Assisted living audits lacking
In June, an audit found that the department’s Office of Health Care Quality has failed to fix many of the problems highlighted in at least three previous audits dating back at least to 2004. There are more than 1,300 licensed assisted living facilities in Maryland caring for thousands of residents who are not quite able to care for themselves; but year after year during the past decade, the state health department has failed to do required annual inspections for a majority of them.
The department said it was trying to fix the problems that also extend to thousands of other health care facilities, nursing homes and the like. One solution is to stop trying to do annual visits of every facility, but only focus on the ones with clear problems.
In July, the Baltimore Sun’s investigative unit uncovered a case where a severely disabled child died in a group apartment in the Russett section of Laurel in Anne Arundel County.
It turned out that the nonprofit operator of the group home had been in bankruptcy. The state had not been told and the operator did not have enough money to cover the required staffing for these children and adults with multiple and severe disabilities. The operation was stopped, and the children were moved.
Unspent money for disabilities
The Developmental Disabilities Administration is one of the larger units in the health department, assisting 27,000 patients. Its caregivers manage a wide range of disabilities, from mild to severe. The DDA has thousands of people waiting for services, but three years ago, it was discovered that the agency had left more than $35 million of an $830 million budget unspent, and had to return $25 million to the state treasury.

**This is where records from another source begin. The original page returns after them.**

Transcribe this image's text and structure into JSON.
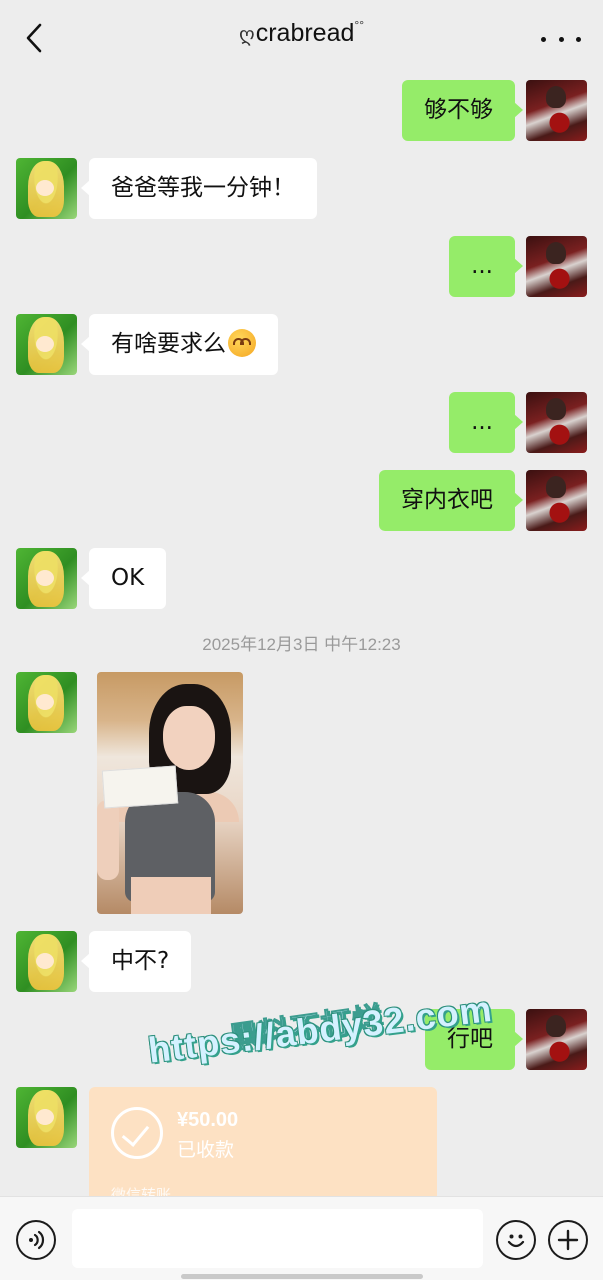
{
  "header": {
    "title": "crabread",
    "title_prefix": "ღ",
    "title_suffix": "°°",
    "back_icon": "chevron-left-icon",
    "more_icon": "more-dots-icon"
  },
  "messages": [
    {
      "side": "right",
      "text": "够不够"
    },
    {
      "side": "left",
      "text": "爸爸等我一分钟！"
    },
    {
      "side": "right",
      "text": "..."
    },
    {
      "side": "left",
      "text": "有啥要求么",
      "emoji": "heart-eyes-emoji"
    },
    {
      "side": "right",
      "text": "..."
    },
    {
      "side": "right",
      "text": "穿内衣吧"
    },
    {
      "side": "left",
      "text": "OK"
    },
    {
      "side": "left",
      "type": "image"
    },
    {
      "side": "left",
      "text": "中不?"
    },
    {
      "side": "right",
      "text": "行吧"
    }
  ],
  "timestamp": "2025年12月3日 中午12:23",
  "transfer": {
    "amount": "¥50.00",
    "status": "已收款",
    "source": "微信转账"
  },
  "watermark": {
    "line1": "黑料不打烊",
    "line2": "https://abdy32.com"
  },
  "input_bar": {
    "text_value": "",
    "voice_icon": "voice-icon",
    "emoji_icon": "emoji-icon",
    "plus_icon": "plus-icon"
  },
  "colors": {
    "background": "#ededed",
    "sent_bubble": "#95ec69",
    "received_bubble": "#ffffff",
    "transfer_card": "#fde1c3"
  }
}
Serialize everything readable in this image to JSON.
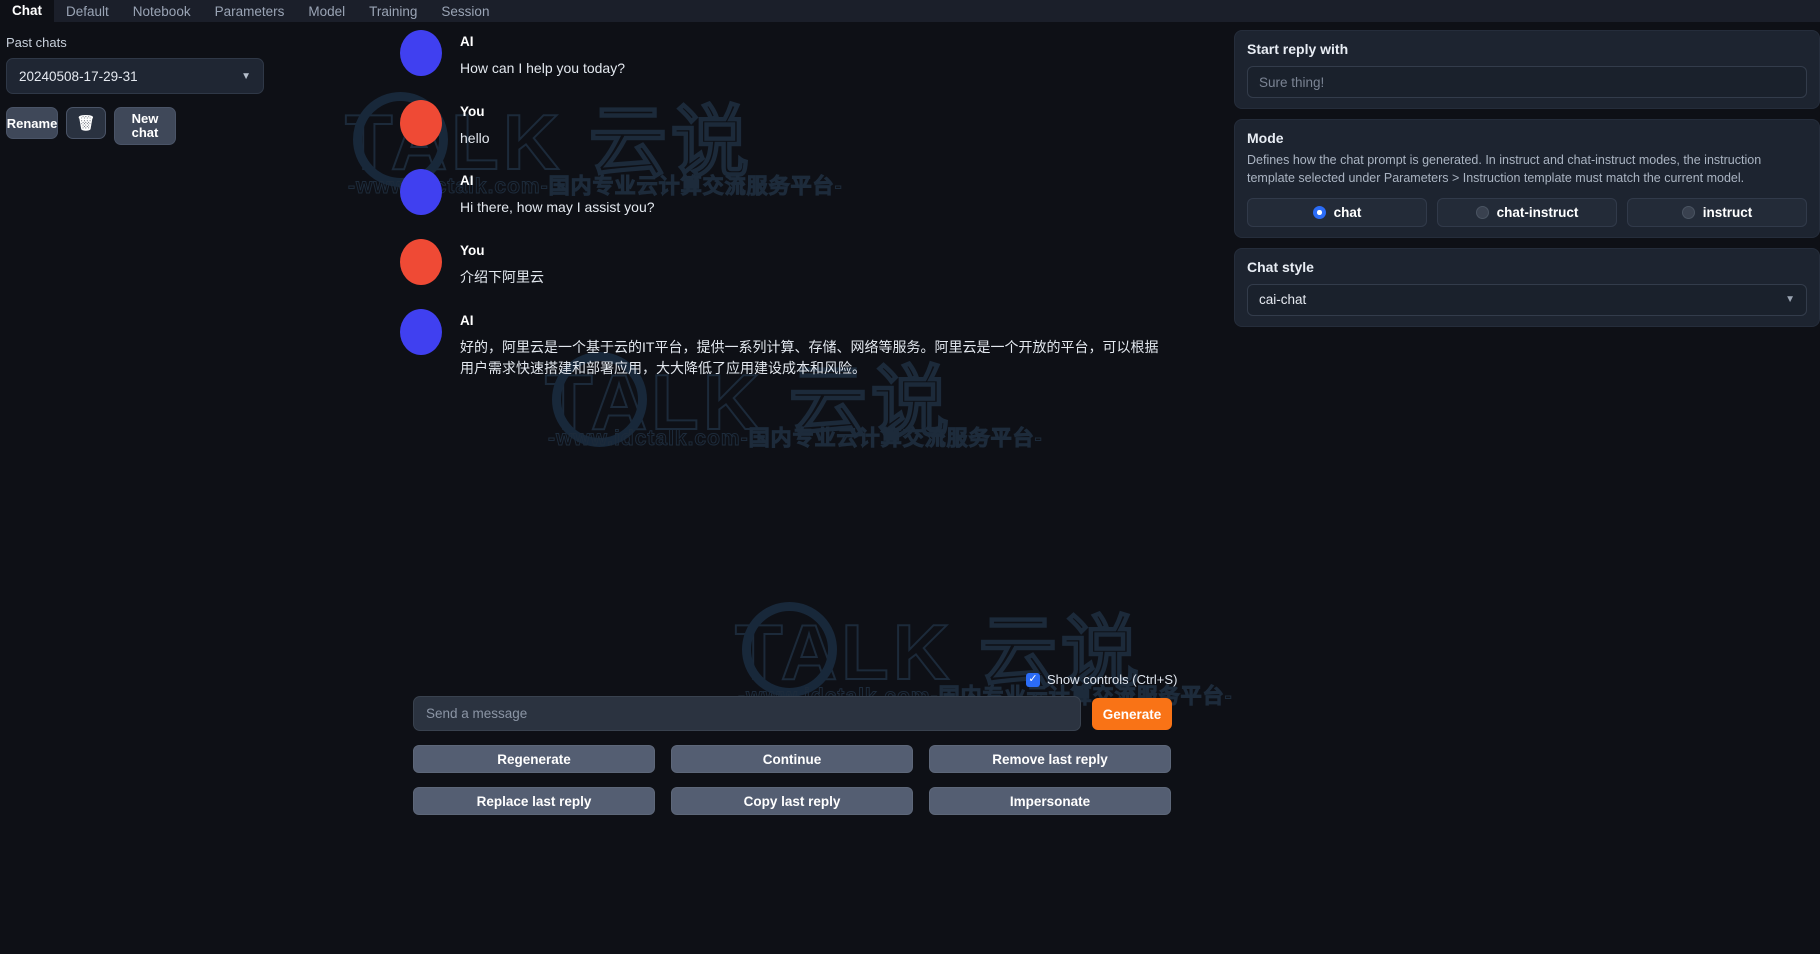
{
  "tabs": [
    {
      "label": "Chat",
      "active": true
    },
    {
      "label": "Default",
      "active": false
    },
    {
      "label": "Notebook",
      "active": false
    },
    {
      "label": "Parameters",
      "active": false
    },
    {
      "label": "Model",
      "active": false
    },
    {
      "label": "Training",
      "active": false
    },
    {
      "label": "Session",
      "active": false
    }
  ],
  "sidebar": {
    "past_chats_label": "Past chats",
    "selected_chat": "20240508-17-29-31",
    "caret": "▼",
    "rename_label": "Rename",
    "delete_icon": "🗑",
    "new_chat_label": "New chat"
  },
  "chat": {
    "messages": [
      {
        "who": "AI",
        "role": "ai",
        "text": "How can I help you today?"
      },
      {
        "who": "You",
        "role": "you",
        "text": "hello"
      },
      {
        "who": "AI",
        "role": "ai",
        "text": "Hi there, how may I assist you?"
      },
      {
        "who": "You",
        "role": "you",
        "text": "介绍下阿里云"
      },
      {
        "who": "AI",
        "role": "ai",
        "text": "好的，阿里云是一个基于云的IT平台，提供一系列计算、存储、网络等服务。阿里云是一个开放的平台，可以根据用户需求快速搭建和部署应用，大大降低了应用建设成本和风险。"
      }
    ]
  },
  "controls": {
    "show_controls_label": "Show controls (Ctrl+S)",
    "show_controls_checked": true,
    "check_glyph": "✓",
    "send_placeholder": "Send a message",
    "generate_label": "Generate",
    "actions": [
      "Regenerate",
      "Continue",
      "Remove last reply",
      "Replace last reply",
      "Copy last reply",
      "Impersonate"
    ]
  },
  "right": {
    "start_reply": {
      "title": "Start reply with",
      "placeholder": "Sure thing!",
      "value": ""
    },
    "mode": {
      "title": "Mode",
      "description": "Defines how the chat prompt is generated. In instruct and chat-instruct modes, the instruction template selected under Parameters > Instruction template must match the current model.",
      "options": [
        {
          "label": "chat",
          "selected": true
        },
        {
          "label": "chat-instruct",
          "selected": false
        },
        {
          "label": "instruct",
          "selected": false
        }
      ]
    },
    "chat_style": {
      "title": "Chat style",
      "value": "cai-chat",
      "caret": "▼"
    }
  },
  "watermark": {
    "logo": "TALK 云说",
    "sub": "-www.idctalk.com-国内专业云计算交流服务平台-"
  },
  "colors": {
    "accent_blue": "#2b6cf6",
    "avatar_ai": "#4040f0",
    "avatar_you": "#ef4a35",
    "generate": "#f97316",
    "background": "#0e1016"
  }
}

Part of the problem was the department was still keeping its financial records on paper and had a hard time keeping tracking of its funds. Sharfstein got heavily involved, hired a new director, had large town hall meetings with clients and caregivers to explain the situation and ultimately replaced the new director with his own chief of staff.
At one large town hall meeting late last year in Columbia, Sharfstein showed up late to hear from the hundreds who came to listen and complain. His excuse: He was working on the Maryland Health Care Exchange.
One million on Medicaid
The problems with Medicaid, the Medical Care Programs Administration, are as large as its $8.1 billion dollar budget, complicated by a rapidly growing program that now covers more than a million Marylanders. One-sixth of all state residents now get their health insurance through Medicaid, due to expanded coverage under Obamacare.

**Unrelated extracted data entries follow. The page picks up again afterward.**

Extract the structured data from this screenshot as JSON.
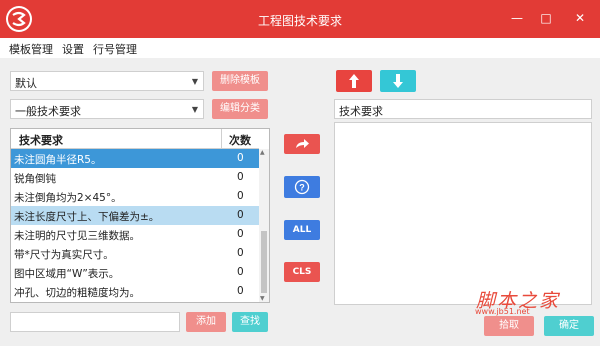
{
  "window": {
    "title": "工程图技术要求",
    "minimize": "—",
    "maximize": "□",
    "close": "✕"
  },
  "menu": [
    "模板管理",
    "设置",
    "行号管理"
  ],
  "template_select": {
    "value": "默认"
  },
  "delete_template_button": "删除模板",
  "category_select": {
    "value": "一般技术要求"
  },
  "edit_category_button": "编辑分类",
  "table": {
    "headers": [
      "技术要求",
      "次数"
    ],
    "rows": [
      {
        "text": "未注圆角半径R5。",
        "count": "0",
        "state": "selected"
      },
      {
        "text": "锐角倒钝",
        "count": "0",
        "state": "normal"
      },
      {
        "text": "未注倒角均为2×45°。",
        "count": "0",
        "state": "normal"
      },
      {
        "text": "未注长度尺寸上、下偏差为±。",
        "count": "0",
        "state": "highlight"
      },
      {
        "text": "未注明的尺寸见三维数据。",
        "count": "0",
        "state": "normal"
      },
      {
        "text": "带*尺寸为真实尺寸。",
        "count": "0",
        "state": "normal"
      },
      {
        "text": "图中区域用“W”表示。",
        "count": "0",
        "state": "normal"
      },
      {
        "text": "冲孔、切边的粗糙度均为。",
        "count": "0",
        "state": "normal"
      }
    ]
  },
  "search_input": {
    "value": ""
  },
  "add_button": "添加",
  "find_button": "查找",
  "middle_buttons": {
    "all": "ALL",
    "cls": "CLS"
  },
  "right_title_input": {
    "value": "技术要求"
  },
  "pick_button": "拾取",
  "ok_button": "确定",
  "watermark": {
    "text": "脚本之家",
    "url": "www.jb51.net"
  },
  "colors": {
    "title_bar": "#e23b36",
    "selected_row": "#3d97d8",
    "highlight_row": "#b9dcf2",
    "red_button": "#f08f8c",
    "teal_button": "#4fcfd0",
    "blue_button": "#3e7ce0"
  }
}
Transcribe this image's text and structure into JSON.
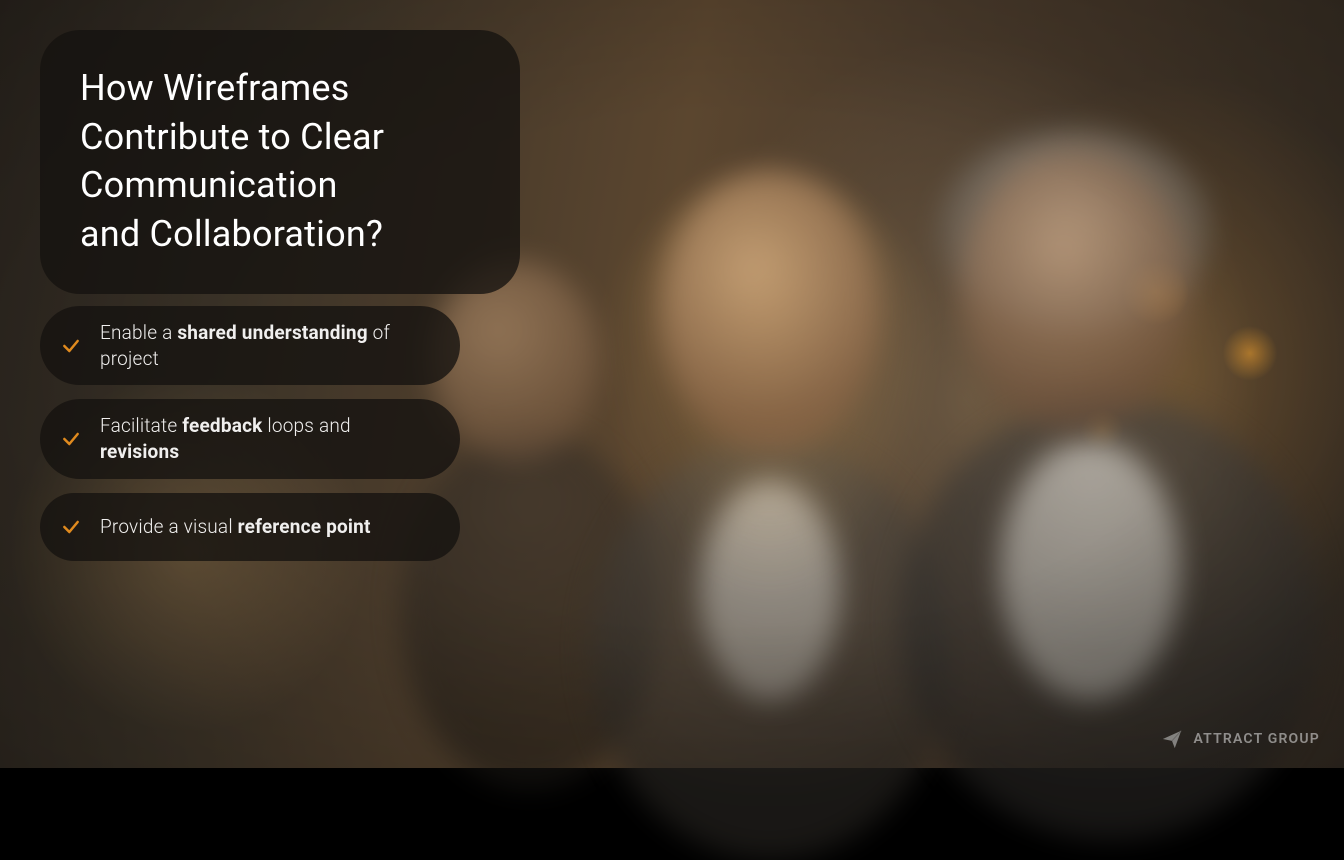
{
  "colors": {
    "accent": "#e08a1e",
    "panel": "rgba(20,18,16,0.78)",
    "text": "#ffffff"
  },
  "title": {
    "line1": "How Wireframes",
    "line2": "Contribute to Clear",
    "line3": "Communication",
    "line4": "and Collaboration?"
  },
  "bullets": [
    {
      "pre": "Enable a ",
      "b1": "shared understanding",
      "mid": " of project",
      "b2": "",
      "post": ""
    },
    {
      "pre": "Facilitate ",
      "b1": "feedback",
      "mid": " loops and ",
      "b2": "revisions",
      "post": ""
    },
    {
      "pre": "Provide a visual ",
      "b1": "reference point",
      "mid": "",
      "b2": "",
      "post": ""
    }
  ],
  "brand": {
    "name": "ATTRACT GROUP"
  }
}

But the legacy computer system that processes the millions of claims from health care providers is old and cranky, and the process to replace it, using a special federal grant, has been “long and troubled,” budget analysts said. It got so bad last year, that the department needed to come up with a new development strategy.
This clunky old claims processing makes it harder and slower to uncover fraud and overbilling that goes on in such a huge program, largely perpetrated by doctors, nursing homes, therapists and drug companies.
At a hearing last year, the department’s inspector general estimated that 3% to 9% of claims are overpaid, sometimes because of honest mistakes, sometimes on purpose. That totals from $240 million to $720 million a year — but the fraud unit in the attorney general’s office is catching only a fraction of that amount.
Solutions not simple
Discussing these issues, Del. Guy Guzzone, D-Howard, co-chair of the Joint Audit Committee, said it’s tempting to think that a structural solution, like splitting up some of the health department, might cure some of its administrative ills. But while appealing, that he said wouldn’t necessarily cure the deeper management problems in some of these agencies.
Those tasks will ultimately fall on Sharfstein’s successor. In a few years, we might be feeling sorry for that successor if these chronic issues continue to persist, as they have through at least two governors.